La pérdida de un ser querido

Diario de una exploradora emocional: capítulo 12.

Experimentar la pérdida de un ser querido es una de las oportunidades que nos da la vida para conocernos profundamente.

La perdida se da de muchas formas. Cuando la muerte física llega es muy gráfico. Independientemente de si es algo repentino o tras una larga enfermedad, hay alguien que deja de estar pero no de existir.

Porqué sigue en todas y cada una de tus células en forma de vivencias, de momentos y recuerdos, en tu genética. Y nace un antes y un después, nada será igual. La vida sigue, tu sigues y alguien (a veces tan amado) ya no estará más.

Y lo natural es dejarse llevar por la emoción del miedo, la ira, la impotencia, la tristeza. Y es humano embargarse de pensamientos, quedarse en la mente y complicarnos más la vida dejándonos llevar por esas no confortables emociones, el hastío y la apatía.
Si la naturaleza ha sido benévola te habrá ido preparando de forma progresiva para que vayas haciéndote a la idea del significado de la muerte. Si no lo ha hecho, aun sesga más tu corazón y te parte en dos.

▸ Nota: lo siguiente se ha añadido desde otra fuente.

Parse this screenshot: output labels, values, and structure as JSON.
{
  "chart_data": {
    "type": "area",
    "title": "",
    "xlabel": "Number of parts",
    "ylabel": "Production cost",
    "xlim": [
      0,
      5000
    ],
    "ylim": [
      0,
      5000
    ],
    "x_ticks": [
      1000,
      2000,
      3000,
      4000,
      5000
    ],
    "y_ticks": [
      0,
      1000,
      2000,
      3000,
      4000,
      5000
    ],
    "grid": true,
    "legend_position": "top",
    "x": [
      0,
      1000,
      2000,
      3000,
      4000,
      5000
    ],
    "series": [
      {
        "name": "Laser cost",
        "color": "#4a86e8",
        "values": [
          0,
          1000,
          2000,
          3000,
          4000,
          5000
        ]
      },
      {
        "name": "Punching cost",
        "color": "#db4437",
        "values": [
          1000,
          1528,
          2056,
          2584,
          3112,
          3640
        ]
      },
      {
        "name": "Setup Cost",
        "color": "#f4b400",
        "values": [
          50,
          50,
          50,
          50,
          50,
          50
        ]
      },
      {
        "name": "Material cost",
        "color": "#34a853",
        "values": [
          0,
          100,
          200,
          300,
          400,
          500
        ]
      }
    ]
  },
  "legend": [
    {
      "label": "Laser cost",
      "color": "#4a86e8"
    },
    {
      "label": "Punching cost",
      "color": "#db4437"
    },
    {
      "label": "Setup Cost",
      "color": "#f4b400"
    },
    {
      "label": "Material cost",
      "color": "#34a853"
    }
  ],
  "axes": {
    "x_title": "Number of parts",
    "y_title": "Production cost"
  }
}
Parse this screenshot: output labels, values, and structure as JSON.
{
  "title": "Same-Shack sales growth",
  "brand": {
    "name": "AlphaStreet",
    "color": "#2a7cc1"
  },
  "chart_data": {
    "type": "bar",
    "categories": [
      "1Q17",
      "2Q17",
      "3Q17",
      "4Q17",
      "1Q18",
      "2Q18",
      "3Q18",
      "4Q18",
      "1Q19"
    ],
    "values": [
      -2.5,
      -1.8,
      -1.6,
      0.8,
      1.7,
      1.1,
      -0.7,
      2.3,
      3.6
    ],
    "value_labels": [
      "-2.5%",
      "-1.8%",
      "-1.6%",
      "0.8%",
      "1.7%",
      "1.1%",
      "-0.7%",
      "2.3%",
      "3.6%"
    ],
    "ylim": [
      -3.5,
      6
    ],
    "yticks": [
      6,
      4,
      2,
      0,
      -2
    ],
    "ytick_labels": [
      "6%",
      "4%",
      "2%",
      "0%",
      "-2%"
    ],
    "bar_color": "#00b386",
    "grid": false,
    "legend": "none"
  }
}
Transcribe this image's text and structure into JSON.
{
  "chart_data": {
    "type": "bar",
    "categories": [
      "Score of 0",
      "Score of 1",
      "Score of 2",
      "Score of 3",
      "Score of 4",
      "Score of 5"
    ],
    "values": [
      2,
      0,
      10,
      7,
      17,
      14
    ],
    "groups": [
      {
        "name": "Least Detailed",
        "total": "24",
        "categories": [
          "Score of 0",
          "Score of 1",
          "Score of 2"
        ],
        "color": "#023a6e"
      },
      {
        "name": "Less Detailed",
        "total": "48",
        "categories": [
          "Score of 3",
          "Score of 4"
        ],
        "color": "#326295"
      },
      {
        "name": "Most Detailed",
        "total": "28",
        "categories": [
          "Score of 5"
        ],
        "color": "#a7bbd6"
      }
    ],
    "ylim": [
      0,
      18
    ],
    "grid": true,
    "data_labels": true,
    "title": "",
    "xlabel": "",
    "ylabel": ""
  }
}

En ocasiones la pérdida no es física ni es en presencia. Ésta es de las que cuesta darse cuenta, es de las que llega cuando ha pasado un tiempo y tiene doble mirada. Hay enfermedades en las que la persona se va marchando progresivamente, ya no está intelectual ni emocionalmente, solo queda su cuerpo físico y algunos pequeños instantes. Y un buen día te das cuenta que echas de menos a alguien que está aun cerca, pero que se fue hace ya tiempo, quizás años.

Puedes dejarte llevar por la mente, también, envolverte de un futuro incierto y aterrador. Y de una pena inmensa, enorme. Por los que están al lado, sufriéndolo. Por uno mismo y por el sino del enfermo.

En cualquier caso aparecen muchos miedos. Y con ellos la oportunidad de plantearte qué hay de ti en todos ellos, qué tiene que ver con tu modo de reaccionar automático, qué es posible sanar y cómo vas a experimentar esos cambios.

Es paradójico pensar la gran oportunidad de vivir plenamente, sin límites, que se brinda tras una muerte o pérdida.
Habrá muchos que no puedan o quieran comprenderlo. Que el dolor pese tanto que necesite más perspectiva y tiempo.
Pero esta exploradora emocional hace siempre una lectura de mejora en cada situación, tras muchas lágrimas y previo a muchas otras. Las recientes pérdidas cercanas y propias me han dado la posibilidad de evolucionar como mujer, como hija y como madre. Han abierto puertas que ni siquiera sabía que estaban cerradas. Me han dado más opciones para Amar y Amarme.